The mustard-yellow vessel holding the bright sunflowers in Vincent van Gogh’s famous still life may not take centre stage, but it’s evidence that even in the late 19th century, confit pots were used for decorative purposes.
These days, antique versions from France, Spain and Italy are highly sought after for their simple, visual appeal, as well as their history.
Van Gogh was living in southern France, an area associated with prolific production of confit pots, when he painted the second series of Sunflowers in 1888. Although commonly associated with France, the terracotta pots were also widely used across southern Europe and beyond.
What were confit pots used for?
‘These pots were used for preserving food in the 19th century; mainly meats in fat, such as duck confit,’ says dealer Caryl Tincknell of Violet Grey, who specialises in French antiques. ‘The word ‘confit’ comes from the French verb ‘confire’ which means to preserve. The jars were either stored in a cold larder or buried in the ground up to the glaze line.’
In the days before refrigeration, foods were cooked in the summer months when produce was abundant and then packed into the pots and sealed with a thick layer of fat to preserve them.
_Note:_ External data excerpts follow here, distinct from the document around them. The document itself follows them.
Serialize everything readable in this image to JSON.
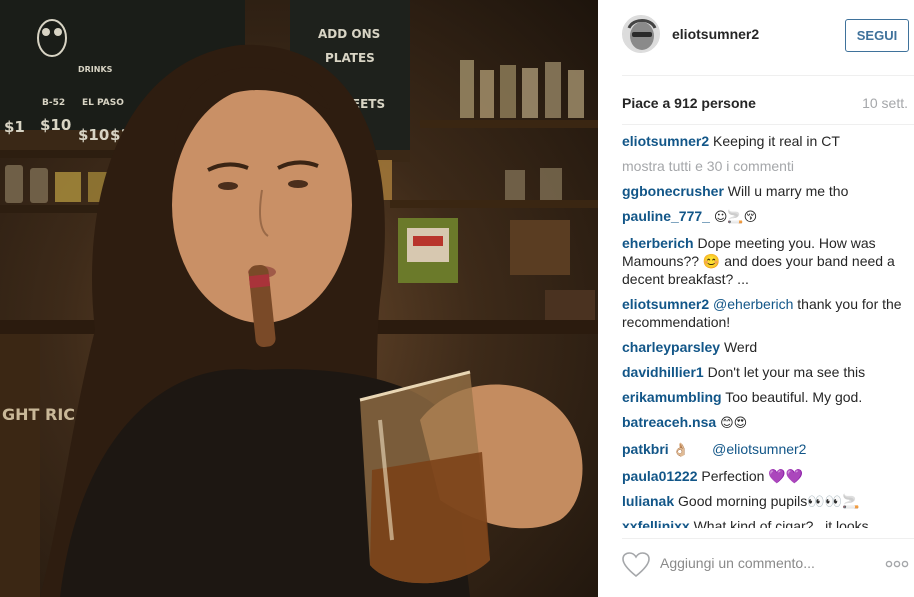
{
  "post": {
    "author": "eliotsumner2",
    "follow_label": "SEGUI",
    "likes_text": "Piace a 912 persone",
    "age_text": "10 sett.",
    "show_all_text": "mostra tutti e 30 i commenti",
    "add_comment_placeholder": "Aggiungi un commento...",
    "more_options_icon": "more-horizontal-icon",
    "like_icon": "heart-outline-icon"
  },
  "photo": {
    "chalkboard_lines": [
      "ADD ONS",
      "PLATES",
      "SWEETS",
      "DRINKS",
      "B-52",
      "EL PASO",
      "$10",
      "$10",
      "$10",
      "$1"
    ],
    "wall_text": "GHT RIC"
  },
  "comments": [
    {
      "user": "eliotsumner2",
      "text": "Keeping it real in CT"
    },
    {
      "user": "ggbonecrusher",
      "text": "Will u marry me tho"
    },
    {
      "user": "pauline_777_",
      "text": "☺🚬😚"
    },
    {
      "user": "eherberich",
      "text": "Dope meeting you. How was Mamouns?? 😊 and does your band need a decent breakfast? ..."
    },
    {
      "user": "eliotsumner2",
      "mention": "@eherberich",
      "text": "thank you for the recommendation!"
    },
    {
      "user": "charleyparsley",
      "text": "Werd"
    },
    {
      "user": "davidhillier1",
      "text": "Don't let your ma see this"
    },
    {
      "user": "erikamumbling",
      "text": "Too beautiful. My god."
    },
    {
      "user": "batreaceh.nsa",
      "text": "😊😍"
    },
    {
      "user": "patkbri",
      "text": "👌🏼",
      "mention": "@eliotsumner2"
    },
    {
      "user": "paula01222",
      "text": "Perfection 💜💜"
    },
    {
      "user": "lulianak",
      "text": "Good morning pupils👀👀🚬"
    },
    {
      "user": "xxfellinixx",
      "text": "What kind of cigar?...it looks"
    }
  ]
}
The contents would then be consumed in the winter months when food was more scarce. Rather than a use-by date, the cook would label each pot with the date it had been filled and would know if the food was fit to eat.
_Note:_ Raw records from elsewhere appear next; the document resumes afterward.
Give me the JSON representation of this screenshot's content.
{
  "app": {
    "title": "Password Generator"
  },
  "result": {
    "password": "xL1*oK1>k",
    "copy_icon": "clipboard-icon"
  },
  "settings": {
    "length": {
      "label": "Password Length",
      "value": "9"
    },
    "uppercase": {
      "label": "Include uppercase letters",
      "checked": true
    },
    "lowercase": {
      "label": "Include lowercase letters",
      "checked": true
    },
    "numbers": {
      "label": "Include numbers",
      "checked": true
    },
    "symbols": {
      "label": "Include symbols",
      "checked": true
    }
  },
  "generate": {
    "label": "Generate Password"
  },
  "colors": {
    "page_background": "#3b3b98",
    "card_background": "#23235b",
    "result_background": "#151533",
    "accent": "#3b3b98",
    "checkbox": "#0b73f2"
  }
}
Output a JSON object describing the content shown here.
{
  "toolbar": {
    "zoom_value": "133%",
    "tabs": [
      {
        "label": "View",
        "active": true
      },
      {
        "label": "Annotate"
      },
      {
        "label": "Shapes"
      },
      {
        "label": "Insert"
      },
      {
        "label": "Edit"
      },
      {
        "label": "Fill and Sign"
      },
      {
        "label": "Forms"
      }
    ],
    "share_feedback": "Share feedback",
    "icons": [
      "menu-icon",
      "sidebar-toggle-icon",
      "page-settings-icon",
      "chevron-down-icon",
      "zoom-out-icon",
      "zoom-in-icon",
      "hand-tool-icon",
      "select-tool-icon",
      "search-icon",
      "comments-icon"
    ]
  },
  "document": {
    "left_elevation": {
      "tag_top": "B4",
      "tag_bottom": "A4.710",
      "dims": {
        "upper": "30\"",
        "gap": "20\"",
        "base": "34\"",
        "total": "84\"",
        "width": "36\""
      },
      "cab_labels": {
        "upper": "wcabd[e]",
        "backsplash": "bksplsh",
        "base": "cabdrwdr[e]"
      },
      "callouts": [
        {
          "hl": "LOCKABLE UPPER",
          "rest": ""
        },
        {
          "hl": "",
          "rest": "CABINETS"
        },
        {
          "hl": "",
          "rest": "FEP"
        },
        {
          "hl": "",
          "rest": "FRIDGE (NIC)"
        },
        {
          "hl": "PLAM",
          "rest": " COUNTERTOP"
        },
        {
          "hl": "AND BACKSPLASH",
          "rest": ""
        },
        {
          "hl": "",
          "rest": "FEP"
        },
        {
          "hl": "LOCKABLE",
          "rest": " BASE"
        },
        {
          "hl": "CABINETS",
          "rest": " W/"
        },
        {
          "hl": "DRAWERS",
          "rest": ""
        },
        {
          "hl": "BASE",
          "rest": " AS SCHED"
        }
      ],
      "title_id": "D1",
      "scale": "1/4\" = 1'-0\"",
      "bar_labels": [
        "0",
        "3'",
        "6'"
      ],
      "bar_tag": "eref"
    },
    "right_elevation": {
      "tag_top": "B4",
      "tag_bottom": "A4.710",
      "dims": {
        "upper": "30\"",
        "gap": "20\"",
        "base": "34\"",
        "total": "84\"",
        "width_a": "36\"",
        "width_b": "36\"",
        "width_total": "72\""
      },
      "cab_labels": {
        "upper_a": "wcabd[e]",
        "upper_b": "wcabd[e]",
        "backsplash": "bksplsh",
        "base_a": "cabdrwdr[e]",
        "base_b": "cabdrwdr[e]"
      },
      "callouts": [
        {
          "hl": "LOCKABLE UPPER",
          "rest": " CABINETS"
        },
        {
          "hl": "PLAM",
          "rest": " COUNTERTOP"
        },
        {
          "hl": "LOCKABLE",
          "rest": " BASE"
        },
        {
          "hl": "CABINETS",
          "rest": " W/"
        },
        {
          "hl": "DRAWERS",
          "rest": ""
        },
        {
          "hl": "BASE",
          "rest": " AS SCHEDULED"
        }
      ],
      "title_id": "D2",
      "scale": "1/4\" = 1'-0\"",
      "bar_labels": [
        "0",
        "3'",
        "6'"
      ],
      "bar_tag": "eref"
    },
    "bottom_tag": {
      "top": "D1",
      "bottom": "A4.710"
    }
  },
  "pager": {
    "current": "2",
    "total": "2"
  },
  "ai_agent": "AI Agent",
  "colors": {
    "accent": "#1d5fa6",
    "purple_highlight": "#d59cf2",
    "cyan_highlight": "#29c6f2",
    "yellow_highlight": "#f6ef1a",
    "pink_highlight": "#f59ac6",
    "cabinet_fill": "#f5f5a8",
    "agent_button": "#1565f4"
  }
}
Dealer Appley Hoare also specialises in French antiques and often stocks confit pots. ‘Terracotta is perfect for this type of food preservation as it absorbs moisture and keeps the contents cool,’ she says. ‘That’s why most of these pots are found in hot climates.’ Once ubiquitous, these days they are harder to come by, she admits. ‘Like all the most interesting 18th and 19th-century items, they are becoming more difficult to find.’
How were confit pots made?
The pots were always glazed on the inside and outside, although many are only half glazed on the exterior to allow for easier absorption of water. The glazes range from a lovely creamy shade, found in Italy, to a more yellow and ochre finish common to France and Spain. There are also green examples, but these are much rarer.
How do you identify the age of a confit pot?
Confit pots are not stamped with manufacturer’s marks, so it is not easy to identify exactly where or when they were made, but Caryl says age is usually revealed by their condition. ‘You can normally tell by the patina and glaze if they are the really old 19th-century examples,’ she says. ‘The very old ones are much harder to find, especially the green ones. In France, we still see quite a few of varying condition and quality.’
Where to buy antique confit pots
What to look for when buying antique confit pots
- Price varies according to the condition and size of the pot, as well as its age. Expect to pay around £80 for an average size, yellow-glazed pot, and around £250 for a larger French confit pot
- Green confit pots are more expensive again as these are rarer than their yellow counterparts, so too are the very small versions, according to Caryl.
- Creamy-white pots tend to be Italian and these would have been used for storing anchovies, olives and sardines in brine or olive oil. Blue confit pots also exist, as do patterned examples.